In AAD, this use case is soul crushing - at least for me. Here is my example:
I have added Guest user from don.quixote@windmill.com (which is an AAD tenant) to the AAD tenant holygrail.com
I have made don.quixote@windmill.com a global admin on holygrail.com
So, on the one hand, Windows 10 tells you how unsecure turning of NLA is - but if I turn it on, then unless the local machine is also domain joined, I am unable to connected to a remote machine that is AAD joined from a local machine that is not with NLA on - but would greatly appreciate any help with the specific procedural documentation as to how the local and remote machines need to be configured to enable this use case.
Thanks.
Can AAD tenant holygrail.com guest user don.quixote@windmill.com log into a Windows 10 machine which is joined to holygrail.com as guest user don.quixote@windmill.com ?
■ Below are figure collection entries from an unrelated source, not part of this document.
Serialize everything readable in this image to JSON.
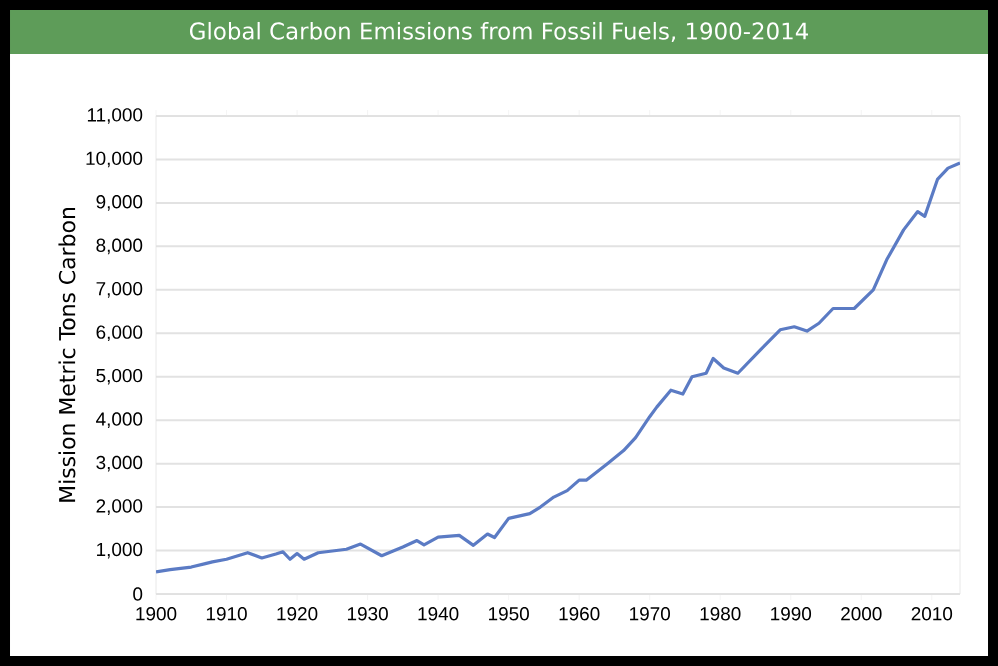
{
  "chart_data": {
    "type": "line",
    "title": "Global Carbon Emissions from Fossil Fuels, 1900-2014",
    "ylabel": "Mission Metric Tons Carbon",
    "x": [
      1900,
      1902,
      1905,
      1907,
      1908,
      1910,
      1913,
      1915,
      1917,
      1918,
      1919,
      1920,
      1921,
      1923,
      1927,
      1929,
      1932,
      1935,
      1937,
      1938,
      1940,
      1943,
      1945,
      1947,
      1948,
      1950,
      1953,
      1954.5,
      1956.4,
      1958.3,
      1960,
      1961,
      1964,
      1966.3,
      1968,
      1970,
      1971,
      1973,
      1974.7,
      1976,
      1978,
      1979,
      1980.5,
      1982.5,
      1985.7,
      1988.5,
      1990.5,
      1992.3,
      1994,
      1996,
      1999,
      2001.7,
      2003.6,
      2006,
      2008,
      2009,
      2010.8,
      2012.3,
      2014
    ],
    "series": [
      {
        "color": "#5b7bc4",
        "values": [
          510,
          560,
          620,
          700,
          740,
          800,
          950,
          830,
          920,
          970,
          800,
          930,
          800,
          950,
          1030,
          1150,
          880,
          1080,
          1230,
          1130,
          1310,
          1350,
          1120,
          1380,
          1300,
          1740,
          1850,
          2000,
          2230,
          2380,
          2620,
          2620,
          3000,
          3300,
          3600,
          4080,
          4300,
          4690,
          4600,
          5000,
          5080,
          5420,
          5200,
          5080,
          5620,
          6080,
          6150,
          6050,
          6230,
          6570,
          6570,
          7000,
          7690,
          8380,
          8800,
          8690,
          9540,
          9800,
          9920
        ]
      }
    ],
    "xlim": [
      1900,
      2014
    ],
    "xticks": [
      1900,
      1910,
      1920,
      1930,
      1940,
      1950,
      1960,
      1970,
      1980,
      1990,
      2000,
      2010
    ],
    "ylim": [
      0,
      11000
    ],
    "yticks": [
      0,
      {
        "value": 1000,
        "label": "1,000"
      },
      {
        "value": 2000,
        "label": "2,000"
      },
      {
        "value": 3000,
        "label": "3,000"
      },
      {
        "value": 4000,
        "label": "4,000"
      },
      {
        "value": 5000,
        "label": "5,000"
      },
      {
        "value": 6000,
        "label": "6,000"
      },
      {
        "value": 7000,
        "label": "7,000"
      },
      {
        "value": 8000,
        "label": "8,000"
      },
      {
        "value": 9000,
        "label": "9,000"
      },
      {
        "value": 10000,
        "label": "10,000"
      },
      {
        "value": 11000,
        "label": "11,000"
      }
    ],
    "grid": "y",
    "line_style": "solid"
  }
}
because this use case does not work for me so would appreciate either no this doesn't work in Windows 10 and despite the terabytes of documentation on Azure B2B, it isnt referring to this core feature that is soul crushing me or ….Yes and here is the procedure other than what I have done above.... much appreciated.
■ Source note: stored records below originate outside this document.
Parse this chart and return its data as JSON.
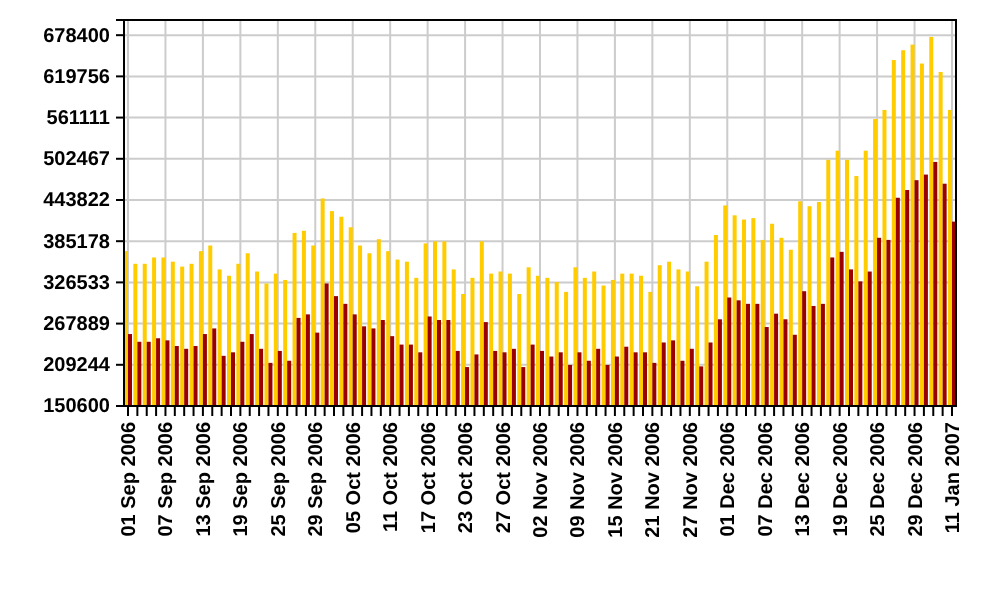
{
  "chart_data": {
    "type": "bar",
    "categories": [
      "01 Sep 2006",
      null,
      null,
      null,
      "07 Sep 2006",
      null,
      null,
      null,
      "13 Sep 2006",
      null,
      null,
      null,
      "19 Sep 2006",
      null,
      null,
      null,
      "25 Sep 2006",
      null,
      null,
      null,
      "29 Sep 2006",
      null,
      null,
      null,
      "05 Oct 2006",
      null,
      null,
      null,
      "11 Oct 2006",
      null,
      null,
      null,
      "17 Oct 2006",
      null,
      null,
      null,
      "23 Oct 2006",
      null,
      null,
      null,
      "27 Oct 2006",
      null,
      null,
      null,
      "02 Nov 2006",
      null,
      null,
      null,
      "09 Nov 2006",
      null,
      null,
      null,
      "15 Nov 2006",
      null,
      null,
      null,
      "21 Nov 2006",
      null,
      null,
      null,
      "27 Nov 2006",
      null,
      null,
      null,
      "01 Dec 2006",
      null,
      null,
      null,
      "07 Dec 2006",
      null,
      null,
      null,
      "13 Dec 2006",
      null,
      null,
      null,
      "19 Dec 2006",
      null,
      null,
      null,
      "25 Dec 2006",
      null,
      null,
      null,
      "29 Dec 2006",
      null,
      null,
      null,
      "11 Jan 2007"
    ],
    "series": [
      {
        "color": "#ffcc00",
        "values": [
          371000,
          353000,
          353000,
          362000,
          362000,
          356000,
          349000,
          353000,
          371000,
          379000,
          345000,
          336000,
          353000,
          368000,
          342000,
          325000,
          339000,
          330000,
          397000,
          400000,
          379000,
          446000,
          428000,
          420000,
          405000,
          379000,
          368000,
          388000,
          371000,
          359000,
          356000,
          333000,
          382000,
          385000,
          385000,
          345000,
          310000,
          333000,
          385000,
          339000,
          342000,
          339000,
          310000,
          348000,
          336000,
          333000,
          327000,
          313000,
          348000,
          333000,
          342000,
          322000,
          330000,
          339000,
          339000,
          336000,
          313000,
          351000,
          356000,
          345000,
          342000,
          321000,
          356000,
          394000,
          436000,
          422000,
          416000,
          418000,
          387000,
          410000,
          390000,
          373000,
          442000,
          435000,
          441000,
          501000,
          514000,
          501000,
          478000,
          514000,
          559000,
          572000,
          643000,
          657000,
          665000,
          638000,
          676000,
          626000,
          572000
        ]
      },
      {
        "color": "#990000",
        "values": [
          253000,
          242000,
          242000,
          247000,
          244000,
          236000,
          232000,
          236000,
          253000,
          261000,
          222000,
          227000,
          242000,
          253000,
          232000,
          212000,
          229000,
          215000,
          276000,
          281000,
          255000,
          325000,
          307000,
          296000,
          281000,
          264000,
          261000,
          273000,
          250000,
          238000,
          238000,
          227000,
          278000,
          273000,
          273000,
          229000,
          206000,
          224000,
          270000,
          229000,
          227000,
          232000,
          206000,
          238000,
          229000,
          221000,
          227000,
          209000,
          227000,
          215000,
          232000,
          209000,
          221000,
          235000,
          227000,
          227000,
          212000,
          241000,
          244000,
          215000,
          232000,
          207000,
          241000,
          274000,
          305000,
          301000,
          296000,
          296000,
          263000,
          282000,
          274000,
          252000,
          314000,
          293000,
          296000,
          362000,
          370000,
          345000,
          328000,
          342000,
          390000,
          387000,
          447000,
          458000,
          472000,
          480000,
          498000,
          467000,
          413000
        ]
      }
    ],
    "ylim": [
      150600,
      700000
    ],
    "yticks": [
      150600,
      209244,
      267889,
      326533,
      385178,
      443822,
      502467,
      561111,
      619756,
      678400
    ],
    "grid": true
  }
}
I understand that it is possible that the functionality you see with Microsoft accounts and Windows 10 is more complicated when trying to accomplish that with AAD - not sure, because there is almost ZERO documentation out there that hints at this issue - but for example, when you add a Microsoft account to a machine - it shows up everywhere a local account does in terms of being a "user" you can add to groups, etc. but an AAD account doesn't work that way - you need to add it to groups via command line and again, only when the machine is domain joined and you can only add "users" of the AAD tenant, not guest users of an AAD tenant to an AAD domain joined machine - at least that is my experience.